Als uns unsere Freundin Sarah erzählte, dass sie vorhabe, einen 10-tägigen Vipassana-Meditationskurs in Indien zu machen, dachten wir: Warum nicht? Eine gute Möglichkeit, die ersten Weltreise-Eindrücke zu verarbeiten, den Kulturschock abzufangen und nach den zwei stressigen Referendariatsjahren wieder mehr zur Ruhe und zu sich selbst zu finden.
Von Jaipur aus machten wir uns auf den Weg, passierten den Affentempel und kamen schließlich beim wunderschön gelegenen Dhamma Meditation Centre an. Pfaue, Streifenhörnchen und Affen streiften umher (erst später entdeckten wir, dass es auch riesige Spinnen und Skorpione gab). Um die 100 Leute drängelten sich um das Office-Desk, saßen im Garten, unterhielten sich und tranken Chai; viel mehr Männer als Frauen, viel mehr Inder als Traveller. Eine bunt gemischte Truppe durch alle Altersklassen (tatsächlich auch viele alte Menschen, die kaum mehr laufen konnten) und alle Typen – vom deutschen Manager bis zur australischen Aussteigerin.

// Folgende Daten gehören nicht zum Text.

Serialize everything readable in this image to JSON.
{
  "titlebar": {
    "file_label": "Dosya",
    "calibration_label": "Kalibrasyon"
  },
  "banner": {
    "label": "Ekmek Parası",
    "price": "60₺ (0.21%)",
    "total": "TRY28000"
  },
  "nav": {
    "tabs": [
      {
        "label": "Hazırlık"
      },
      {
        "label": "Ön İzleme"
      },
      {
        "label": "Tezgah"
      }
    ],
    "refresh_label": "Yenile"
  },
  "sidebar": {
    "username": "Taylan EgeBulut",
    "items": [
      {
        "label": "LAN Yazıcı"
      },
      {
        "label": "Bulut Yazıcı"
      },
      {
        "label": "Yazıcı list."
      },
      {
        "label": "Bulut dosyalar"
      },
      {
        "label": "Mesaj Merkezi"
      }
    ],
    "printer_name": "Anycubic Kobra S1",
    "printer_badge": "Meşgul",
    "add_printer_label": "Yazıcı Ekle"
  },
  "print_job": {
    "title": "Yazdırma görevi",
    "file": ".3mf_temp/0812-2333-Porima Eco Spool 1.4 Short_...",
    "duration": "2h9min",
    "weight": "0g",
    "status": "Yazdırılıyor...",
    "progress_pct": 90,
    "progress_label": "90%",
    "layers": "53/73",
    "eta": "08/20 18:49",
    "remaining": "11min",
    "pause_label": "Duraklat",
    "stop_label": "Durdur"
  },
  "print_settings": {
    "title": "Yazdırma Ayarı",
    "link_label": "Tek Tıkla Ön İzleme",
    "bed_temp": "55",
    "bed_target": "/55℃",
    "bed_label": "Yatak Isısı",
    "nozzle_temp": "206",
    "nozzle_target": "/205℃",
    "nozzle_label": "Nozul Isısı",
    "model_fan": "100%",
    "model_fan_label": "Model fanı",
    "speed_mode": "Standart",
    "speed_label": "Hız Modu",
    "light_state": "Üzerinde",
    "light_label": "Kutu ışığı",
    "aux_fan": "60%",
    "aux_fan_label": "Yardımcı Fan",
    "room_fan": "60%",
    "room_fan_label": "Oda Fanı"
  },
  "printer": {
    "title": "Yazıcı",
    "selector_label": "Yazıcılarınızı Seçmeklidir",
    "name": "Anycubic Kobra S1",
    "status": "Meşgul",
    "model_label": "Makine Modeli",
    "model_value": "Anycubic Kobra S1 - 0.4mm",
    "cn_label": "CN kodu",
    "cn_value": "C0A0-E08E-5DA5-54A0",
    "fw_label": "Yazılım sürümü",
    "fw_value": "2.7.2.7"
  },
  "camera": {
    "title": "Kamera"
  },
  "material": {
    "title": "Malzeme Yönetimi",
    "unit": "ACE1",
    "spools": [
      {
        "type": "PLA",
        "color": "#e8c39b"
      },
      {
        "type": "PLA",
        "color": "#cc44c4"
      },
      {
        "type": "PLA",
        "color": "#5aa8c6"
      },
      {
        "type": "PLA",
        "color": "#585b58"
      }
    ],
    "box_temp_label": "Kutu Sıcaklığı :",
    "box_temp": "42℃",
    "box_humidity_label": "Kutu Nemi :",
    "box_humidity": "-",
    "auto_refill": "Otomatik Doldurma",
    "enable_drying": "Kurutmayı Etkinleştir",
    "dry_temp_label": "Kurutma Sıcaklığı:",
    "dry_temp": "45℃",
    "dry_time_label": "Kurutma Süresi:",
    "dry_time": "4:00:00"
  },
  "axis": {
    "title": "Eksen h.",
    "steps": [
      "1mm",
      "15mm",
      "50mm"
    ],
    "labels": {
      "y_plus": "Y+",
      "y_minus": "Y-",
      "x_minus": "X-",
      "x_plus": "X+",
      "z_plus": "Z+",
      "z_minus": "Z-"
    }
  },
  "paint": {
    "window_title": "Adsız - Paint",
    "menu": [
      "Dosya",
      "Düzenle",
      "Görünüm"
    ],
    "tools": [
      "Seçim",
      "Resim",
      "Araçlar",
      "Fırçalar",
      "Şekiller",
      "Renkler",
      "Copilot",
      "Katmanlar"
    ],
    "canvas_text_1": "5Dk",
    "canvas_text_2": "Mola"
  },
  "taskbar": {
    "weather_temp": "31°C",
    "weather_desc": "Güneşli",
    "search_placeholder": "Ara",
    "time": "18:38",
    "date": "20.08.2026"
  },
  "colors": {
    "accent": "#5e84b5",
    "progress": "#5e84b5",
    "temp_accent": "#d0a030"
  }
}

Elektronische Geräte, Bücher und Stifte mussten wir abgeben; man soll sich nicht durch Dinge ablenken lassen und keinen Kontakt zur Außenwelt aufnehmen. Auch unsere Wertsachen bzw. sämtliches Geld sowie Kreditkarten mussten wir in fremde Hände geben. Ein komisches Gefühl, tragen wir doch sonst immer alles, was wichtig ist, am Körper. Die Angst vorm Verlieren gaben wir mit ab. Ein Gefühl von Leichtigkeit machte sich breit...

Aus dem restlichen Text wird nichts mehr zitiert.